Schneidergeselle Charlie (Charles Chaplin) brennt einem Kunden beim Bügeln ein Loch seine Hose, woraufhin ihn sein Chéf (Eric Campbell) hinauswirft. Der Schneidermeister findet in der Tasche der Hose eine Absage des Grafen Broko auf eine Einladung zu einer Gesellschaft bei Fräulein Geldsack (Edna Purviance) und geht statt seiner hin, wobei er sich als Graf Broko ausgibt. Charlie geht auch hin, aber in die Küche, weil ihm die Köchin (Eva Thatcher) gefällt. Leider gefällt die auch einem Diener (James T. Kelley) und einem Polizisten (Frank J. Coleman). Der falsche Graf dagegen hat es auf die Dame des Hauses abgesehen. Als er dort auf Charlie trifft, nötigt er ihn, so zu tun, als ob er sein Sekretär wäre. Doch kaum haben sie den Ballsaal betreten, kehrt Charlie kurzerhand die Rollen um.

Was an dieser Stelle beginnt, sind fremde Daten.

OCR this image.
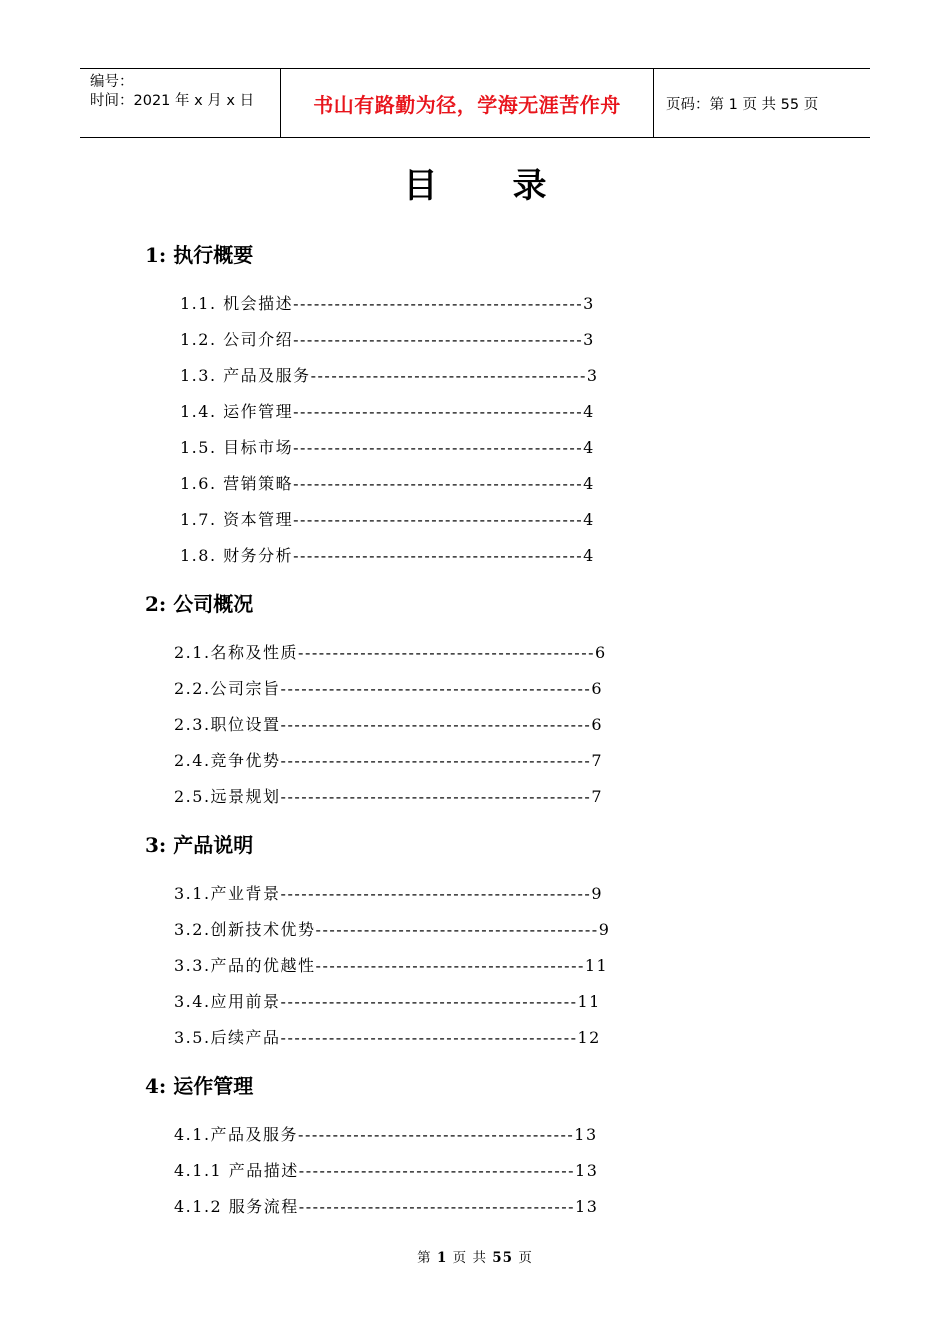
编号：
时间：2021 年 x 月 x 日	书山有路勤为径，学海无涯苦作舟	页码：第 1 页 共 55 页
目录
1: 执行概要
1.1. 机会描述------------------------------------------3
1.2. 公司介绍------------------------------------------3
1.3. 产品及服务----------------------------------------3
1.4. 运作管理------------------------------------------4
1.5. 目标市场------------------------------------------4
1.6. 营销策略------------------------------------------4
1.7. 资本管理------------------------------------------4
1.8. 财务分析------------------------------------------4
2: 公司概况
2.1.名称及性质-------------------------------------------6
2.2.公司宗旨---------------------------------------------6
2.3.职位设置---------------------------------------------6
2.4.竞争优势---------------------------------------------7
2.5.远景规划---------------------------------------------7
3: 产品说明
3.1.产业背景---------------------------------------------9
3.2.创新技术优势-----------------------------------------9
3.3.产品的优越性---------------------------------------11
3.4.应用前景-------------------------------------------11
3.5.后续产品-------------------------------------------12
4: 运作管理
4.1.产品及服务----------------------------------------13
4.1.1 产品描述----------------------------------------13
4.1.2 服务流程----------------------------------------13
第 1 页 共 55 页
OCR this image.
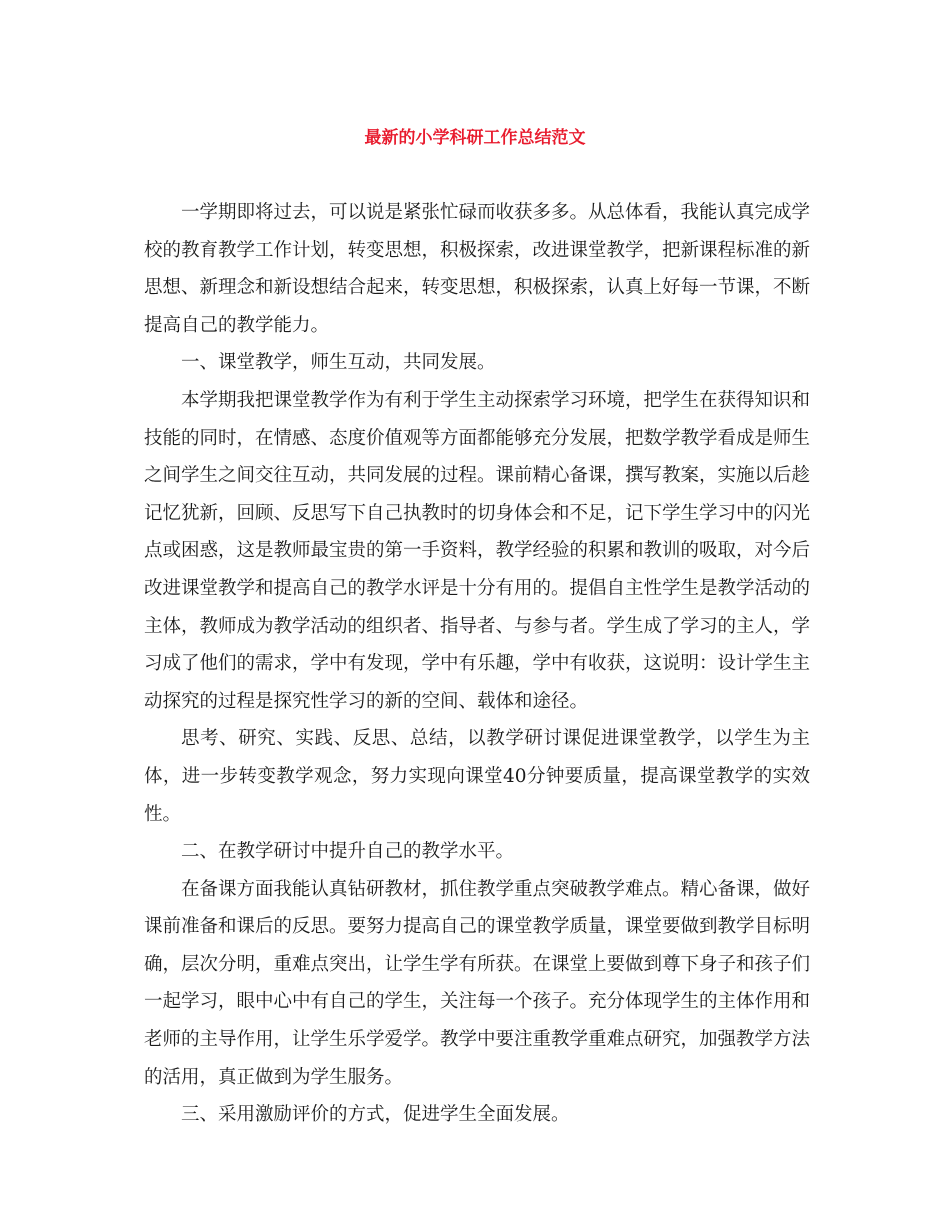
最新的小学科研工作总结范文

一学期即将过去，可以说是紧张忙碌而收获多多。从总体看，我能认真完成学校的教育教学工作计划，转变思想，积极探索，改进课堂教学，把新课程标准的新思想、新理念和新设想结合起来，转变思想，积极探索，认真上好每一节课，不断提高自己的教学能力。

一、课堂教学，师生互动，共同发展。

本学期我把课堂教学作为有利于学生主动探索学习环境，把学生在获得知识和技能的同时，在情感、态度价值观等方面都能够充分发展，把数学教学看成是师生之间学生之间交往互动，共同发展的过程。课前精心备课，撰写教案，实施以后趁记忆犹新，回顾、反思写下自己执教时的切身体会和不足，记下学生学习中的闪光点或困惑，这是教师最宝贵的第一手资料，教学经验的积累和教训的吸取，对今后改进课堂教学和提高自己的教学水评是十分有用的。提倡自主性学生是教学活动的主体，教师成为教学活动的组织者、指导者、与参与者。学生成了学习的主人，学习成了他们的需求，学中有发现，学中有乐趣，学中有收获，这说明：设计学生主动探究的过程是探究性学习的新的空间、载体和途径。

思考、研究、实践、反思、总结，以教学研讨课促进课堂教学，以学生为主体，进一步转变教学观念，努力实现向课堂40分钟要质量，提高课堂教学的实效性。

二、在教学研讨中提升自己的教学水平。

在备课方面我能认真钻研教材，抓住教学重点突破教学难点。精心备课，做好课前准备和课后的反思。要努力提高自己的课堂教学质量，课堂要做到教学目标明确，层次分明，重难点突出，让学生学有所获。在课堂上要做到尊下身子和孩子们一起学习，眼中心中有自己的学生，关注每一个孩子。充分体现学生的主体作用和老师的主导作用，让学生乐学爱学。教学中要注重教学重难点研究，加强教学方法的活用，真正做到为学生服务。

三、采用激励评价的方式，促进学生全面发展。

Er spielt nun den Grafen und schwebt alsbald mit der Gastgeberin übers Parkett.

Da erscheint der richtige Graf Broko (Leo White) auf der Bildfläche. Er deckt den Schwindel auf und holt die Polizei. In einer verrückten Verfolgungsjagd kann Charlie gerade noch mal entkommen, während sein Meister verhaftet wird.

Hintergrund

“Der Graf” entstand im Lone Star Studio, 1751 Glendale Boulevard, Hollywood, Los Angeles, California, USA; die Photographie lag in den Händen von Roland Totheroh und William C. Foster, denen George C. Zalibra assistierte. Die Ausstattung besorgte der Requisiteur George Cleethorpe. Die technische Leitung hatte Edward Brewer.

Nach Deutschland kam "Der Graf" erst nach dem Ersten Weltkriege, wo er unter Titeln wie "Charlie als Pseudo-Graf", “Charlie als Schneider” o.ä.[1] gezeigt wurde.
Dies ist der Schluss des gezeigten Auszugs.